Der neue Trick für Liegestütze für Frauen wurde in sozialen Netzwerken schnell populär, weil er die Übung durch eine einfache Veränderung der Handstellung erleichtern soll. Die Anpassung weckte auch das Interesse von Fachleuten für Anatomie und Fitnesstraining, da sie natürliche Unterschiede des weiblichen Körpers berücksichtigt. Sie kann den Bewegungsablauf nicht nur angenehmer machen, sondern möglicherweise auch die Schulterstabilität fördern, Gelenkschmerzen verringern und das Training effektiver gestalten.
Warum fallen Frauen klassische Liegestütze oft schwerer?
Viele Frauen haben mit herkömmlichen Liegestützen zu kämpfen, was unter anderem an wesentlichen anatomischen Unterschieden liegt. Die Breite des Beckens wirkt sich unmittelbar auf die Ausrichtung von Armen und Ellbogen aus und erzeugt im Vergleich zum männlichen Körper einen anderen Winkel. Dadurch verändert sich, wie Muskeln und Gelenke während der Übung belastet werden.
Hinzu kommt, dass Bänder und Sehnen bei Frauen häufig beweglicher sind. Diese Eigenschaft verbessert zwar die Mobilität, kann jedoch zugleich zu einer geringeren Stabilität in Schulter- und Handgelenken führen. Wird die Biomechanik der Bewegung nicht beachtet, steigt die Gefahr von Beschwerden und Verletzungen deutlich.
Wie funktioniert der Trick bei Liegestützen für Frauen?
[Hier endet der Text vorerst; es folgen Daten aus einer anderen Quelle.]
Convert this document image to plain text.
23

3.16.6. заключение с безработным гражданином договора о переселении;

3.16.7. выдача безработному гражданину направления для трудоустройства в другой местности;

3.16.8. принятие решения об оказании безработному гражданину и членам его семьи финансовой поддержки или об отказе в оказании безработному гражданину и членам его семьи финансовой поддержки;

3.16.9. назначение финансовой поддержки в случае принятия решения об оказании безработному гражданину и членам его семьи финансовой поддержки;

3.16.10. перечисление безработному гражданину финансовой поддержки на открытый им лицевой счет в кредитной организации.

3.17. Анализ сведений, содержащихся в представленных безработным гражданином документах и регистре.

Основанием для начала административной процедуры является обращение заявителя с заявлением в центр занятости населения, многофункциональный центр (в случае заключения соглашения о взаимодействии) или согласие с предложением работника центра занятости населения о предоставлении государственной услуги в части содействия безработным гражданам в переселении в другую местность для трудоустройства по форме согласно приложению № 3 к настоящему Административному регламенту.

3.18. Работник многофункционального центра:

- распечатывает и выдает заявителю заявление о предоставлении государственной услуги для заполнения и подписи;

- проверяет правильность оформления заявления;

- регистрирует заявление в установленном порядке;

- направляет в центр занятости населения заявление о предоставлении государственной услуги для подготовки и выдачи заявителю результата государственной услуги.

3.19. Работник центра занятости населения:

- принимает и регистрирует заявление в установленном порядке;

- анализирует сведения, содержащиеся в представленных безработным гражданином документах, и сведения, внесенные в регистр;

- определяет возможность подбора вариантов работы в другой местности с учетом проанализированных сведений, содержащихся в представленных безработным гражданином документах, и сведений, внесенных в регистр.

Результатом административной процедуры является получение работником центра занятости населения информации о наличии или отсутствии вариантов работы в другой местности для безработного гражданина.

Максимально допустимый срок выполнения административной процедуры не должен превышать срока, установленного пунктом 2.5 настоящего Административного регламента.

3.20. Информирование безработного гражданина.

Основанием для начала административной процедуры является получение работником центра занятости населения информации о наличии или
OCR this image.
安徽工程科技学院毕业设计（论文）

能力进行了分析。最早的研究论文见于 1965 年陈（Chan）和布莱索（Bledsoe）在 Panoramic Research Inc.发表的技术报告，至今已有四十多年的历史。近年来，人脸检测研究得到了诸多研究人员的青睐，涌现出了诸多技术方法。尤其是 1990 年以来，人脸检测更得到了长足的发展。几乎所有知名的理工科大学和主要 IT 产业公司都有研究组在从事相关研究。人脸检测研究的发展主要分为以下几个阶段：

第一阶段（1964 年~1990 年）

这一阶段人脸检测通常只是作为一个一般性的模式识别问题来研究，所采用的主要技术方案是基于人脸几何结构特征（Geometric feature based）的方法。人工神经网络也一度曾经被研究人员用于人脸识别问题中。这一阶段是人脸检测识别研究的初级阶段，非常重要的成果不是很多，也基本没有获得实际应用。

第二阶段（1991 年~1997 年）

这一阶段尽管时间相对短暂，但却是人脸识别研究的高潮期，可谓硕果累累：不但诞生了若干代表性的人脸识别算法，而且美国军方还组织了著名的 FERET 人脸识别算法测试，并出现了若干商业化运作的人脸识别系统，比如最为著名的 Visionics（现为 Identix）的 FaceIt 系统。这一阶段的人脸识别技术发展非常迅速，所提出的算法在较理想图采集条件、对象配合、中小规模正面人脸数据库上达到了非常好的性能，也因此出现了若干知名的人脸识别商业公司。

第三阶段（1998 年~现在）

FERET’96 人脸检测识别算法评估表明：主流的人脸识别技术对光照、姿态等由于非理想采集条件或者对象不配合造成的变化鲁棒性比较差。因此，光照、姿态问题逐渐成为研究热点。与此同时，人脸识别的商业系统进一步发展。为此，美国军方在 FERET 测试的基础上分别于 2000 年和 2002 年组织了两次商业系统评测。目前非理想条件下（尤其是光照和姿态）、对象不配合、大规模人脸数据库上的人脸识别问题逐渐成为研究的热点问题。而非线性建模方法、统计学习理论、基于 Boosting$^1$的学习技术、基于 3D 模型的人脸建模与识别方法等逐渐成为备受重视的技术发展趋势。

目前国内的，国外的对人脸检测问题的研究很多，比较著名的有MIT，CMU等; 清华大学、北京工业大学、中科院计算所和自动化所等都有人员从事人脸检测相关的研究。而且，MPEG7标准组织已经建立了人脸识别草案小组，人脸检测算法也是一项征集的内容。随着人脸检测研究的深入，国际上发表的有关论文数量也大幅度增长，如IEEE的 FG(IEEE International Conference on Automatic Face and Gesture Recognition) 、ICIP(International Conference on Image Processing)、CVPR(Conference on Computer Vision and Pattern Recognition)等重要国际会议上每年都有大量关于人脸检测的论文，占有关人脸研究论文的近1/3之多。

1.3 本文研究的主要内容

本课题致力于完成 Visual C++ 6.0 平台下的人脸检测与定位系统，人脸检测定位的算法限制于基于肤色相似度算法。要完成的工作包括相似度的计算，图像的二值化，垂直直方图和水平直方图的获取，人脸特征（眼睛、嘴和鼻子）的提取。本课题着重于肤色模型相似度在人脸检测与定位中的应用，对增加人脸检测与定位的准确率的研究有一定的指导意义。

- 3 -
Dabei werden die Hände leicht nach außen gedreht: Die Finger zeigen seitlich, anstatt vollständig nach vorn ausgerichtet zu sein. Diese Veränderung ermöglicht es Armen und Schultern, einem Bewegungsmuster zu folgen, das für den weiblichen Körper natürlicher sein kann.
Im Training kann diese Anpassung mehrere wichtige Vorteile bieten. Zu den am häufigsten wahrgenommenen Effekten zählen:
- Mehr Komfort in Handgelenken und Schultern
- Bessere Ausrichtung der Ellbogen während des Liegestützes
- Weniger Belastung der Gelenke bei der Übung
- Mehr Stabilität für Einsteigerinnen
- Geringeres Verletzungsrisiko durch Überlastung
Welche Übungen lassen sich für Frauen anpassen?
Nicht nur Liegestütze: Auch andere Übungen für den Oberkörper können verändert werden, um Sicherheit und Leistung zu verbessern. Bewegungen über Kopf, etwa Schulterdrücken und Seitheben, verlangen wegen der größeren Beweglichkeit des weiblichen Schultergelenks besondere Aufmerksamkeit.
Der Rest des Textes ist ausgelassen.